Friday, April 19, 2013

Between Heaven and Mirth

Last evening, Fr. James Martin was on the campus where I teach.  He gave a great talk based on his book, Between Heaven and Mirth.  The message was that a sense of humor was part of being human, and that we need to allow a spirit of joy to permeate our religious practice.  Too many gloomy Christians.  He punctuated his talk with some really hilarious jokes, many of them on himself. The man could be a standup comedian!  We had a good crowd, among them my students from the first semester course on Christian Spirituality.

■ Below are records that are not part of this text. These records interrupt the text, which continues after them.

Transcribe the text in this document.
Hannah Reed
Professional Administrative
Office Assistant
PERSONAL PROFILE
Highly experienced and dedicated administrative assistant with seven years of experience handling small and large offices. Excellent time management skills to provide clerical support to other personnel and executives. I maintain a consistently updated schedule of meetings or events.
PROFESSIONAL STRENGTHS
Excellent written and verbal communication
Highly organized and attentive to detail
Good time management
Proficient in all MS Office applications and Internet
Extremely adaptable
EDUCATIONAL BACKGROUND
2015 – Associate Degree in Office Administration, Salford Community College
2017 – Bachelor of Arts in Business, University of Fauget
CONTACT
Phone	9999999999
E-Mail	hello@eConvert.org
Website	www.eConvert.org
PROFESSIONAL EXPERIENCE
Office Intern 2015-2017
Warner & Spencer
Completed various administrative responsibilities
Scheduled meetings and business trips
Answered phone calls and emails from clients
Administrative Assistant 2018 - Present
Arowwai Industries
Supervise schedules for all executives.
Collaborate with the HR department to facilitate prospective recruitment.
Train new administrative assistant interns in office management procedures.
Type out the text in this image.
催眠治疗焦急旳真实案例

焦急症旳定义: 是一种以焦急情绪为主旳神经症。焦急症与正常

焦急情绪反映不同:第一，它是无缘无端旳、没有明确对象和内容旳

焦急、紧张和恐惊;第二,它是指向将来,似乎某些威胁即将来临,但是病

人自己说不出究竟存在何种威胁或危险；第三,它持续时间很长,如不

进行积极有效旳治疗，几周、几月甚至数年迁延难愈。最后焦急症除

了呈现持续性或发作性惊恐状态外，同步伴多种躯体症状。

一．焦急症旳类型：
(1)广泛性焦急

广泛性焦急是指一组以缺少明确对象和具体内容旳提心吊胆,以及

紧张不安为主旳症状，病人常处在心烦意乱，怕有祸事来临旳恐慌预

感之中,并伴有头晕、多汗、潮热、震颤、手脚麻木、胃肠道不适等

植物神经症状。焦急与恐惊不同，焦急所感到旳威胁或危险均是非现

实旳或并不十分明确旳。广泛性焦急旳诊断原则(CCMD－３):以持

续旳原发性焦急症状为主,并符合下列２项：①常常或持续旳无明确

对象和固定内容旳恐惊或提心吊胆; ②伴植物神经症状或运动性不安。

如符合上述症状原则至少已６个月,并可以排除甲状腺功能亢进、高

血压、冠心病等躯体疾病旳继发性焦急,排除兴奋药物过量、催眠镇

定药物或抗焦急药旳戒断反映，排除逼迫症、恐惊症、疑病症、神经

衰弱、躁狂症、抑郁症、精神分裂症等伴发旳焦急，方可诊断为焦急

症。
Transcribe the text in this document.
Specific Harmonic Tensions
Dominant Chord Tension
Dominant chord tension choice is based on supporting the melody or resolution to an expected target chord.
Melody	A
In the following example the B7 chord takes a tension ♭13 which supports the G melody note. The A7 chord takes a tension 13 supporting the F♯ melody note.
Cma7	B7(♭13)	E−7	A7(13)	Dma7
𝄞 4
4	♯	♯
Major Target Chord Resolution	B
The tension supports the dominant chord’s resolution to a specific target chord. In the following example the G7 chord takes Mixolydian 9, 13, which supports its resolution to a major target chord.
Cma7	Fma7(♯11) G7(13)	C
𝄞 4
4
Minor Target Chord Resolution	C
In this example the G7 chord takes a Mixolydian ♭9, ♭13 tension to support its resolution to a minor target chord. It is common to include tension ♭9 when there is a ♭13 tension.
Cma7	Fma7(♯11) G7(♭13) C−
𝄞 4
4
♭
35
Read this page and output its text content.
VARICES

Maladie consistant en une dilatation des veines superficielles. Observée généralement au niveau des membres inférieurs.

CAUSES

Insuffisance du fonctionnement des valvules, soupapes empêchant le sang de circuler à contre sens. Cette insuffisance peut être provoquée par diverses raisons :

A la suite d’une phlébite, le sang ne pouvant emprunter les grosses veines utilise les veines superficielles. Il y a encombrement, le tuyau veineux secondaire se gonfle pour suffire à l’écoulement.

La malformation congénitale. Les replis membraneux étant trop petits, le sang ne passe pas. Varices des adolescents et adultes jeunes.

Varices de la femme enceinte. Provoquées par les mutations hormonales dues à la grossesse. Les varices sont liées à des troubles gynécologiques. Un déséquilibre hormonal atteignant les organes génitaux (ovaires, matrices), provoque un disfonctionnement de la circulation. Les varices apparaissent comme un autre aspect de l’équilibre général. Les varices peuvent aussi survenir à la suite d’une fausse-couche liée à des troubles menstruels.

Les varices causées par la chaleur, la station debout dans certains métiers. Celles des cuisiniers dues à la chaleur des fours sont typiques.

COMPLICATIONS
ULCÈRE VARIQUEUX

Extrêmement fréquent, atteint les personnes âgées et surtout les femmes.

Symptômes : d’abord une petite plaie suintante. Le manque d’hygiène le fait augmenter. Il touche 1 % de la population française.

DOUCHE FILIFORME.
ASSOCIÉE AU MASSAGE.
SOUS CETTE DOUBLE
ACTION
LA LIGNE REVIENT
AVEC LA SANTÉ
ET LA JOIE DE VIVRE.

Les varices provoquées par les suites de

I had used Martin's book  The Jesuit Guide to (Almost) Everything  as one book in that course, and the students loved it.  I was so pleased that they came to his talk when they had long since finished the course!

one joke he told:

A man knocks on the door of a Franciscan church and asks a priest to pray a novena so that he might be able to afford a Lexus. “What’s a Lexus?” says the poverty-minded Franciscan. Frustrated, the man goes to a parish run by the Dominicans (the order, not the nationality). “Will you pray a novena so that I can afford a Lexus?” Says the Dominican: “What’s a Lexus?” Finally, the man figures he’ll go to the Jesuits, since they have a reputation for being so worldly. “Father,” he says to the priest, “do you know what a Lexus is?” The priest nods. “Good,” says the man. “Will you pray a novena that I can afford one?” “Sure,” says the Jesuit. “What’s a novena  ?

one more:

A Jesuit, a Dominican, and a Franciscan were walking along an old road, debating the greatness of their orders. Suddenly, an apparition of the Holy Family appeared in front of them, with Jesus in a manger and Mary and Joseph praying over him. The Franciscan fell on his face, overcome with awe at the sight of God born in such poverty. The Dominican fell to his knees, adoring the beautiful reflection of the Trinity and the Holy Family. The Jesuit walked up to Joseph, put his arm around his shoulder, and said, “So, have you thought about where to send him to school?”

Maybe you have to be Catholic to get these jokes, but the crowd last night roared with laughter at them.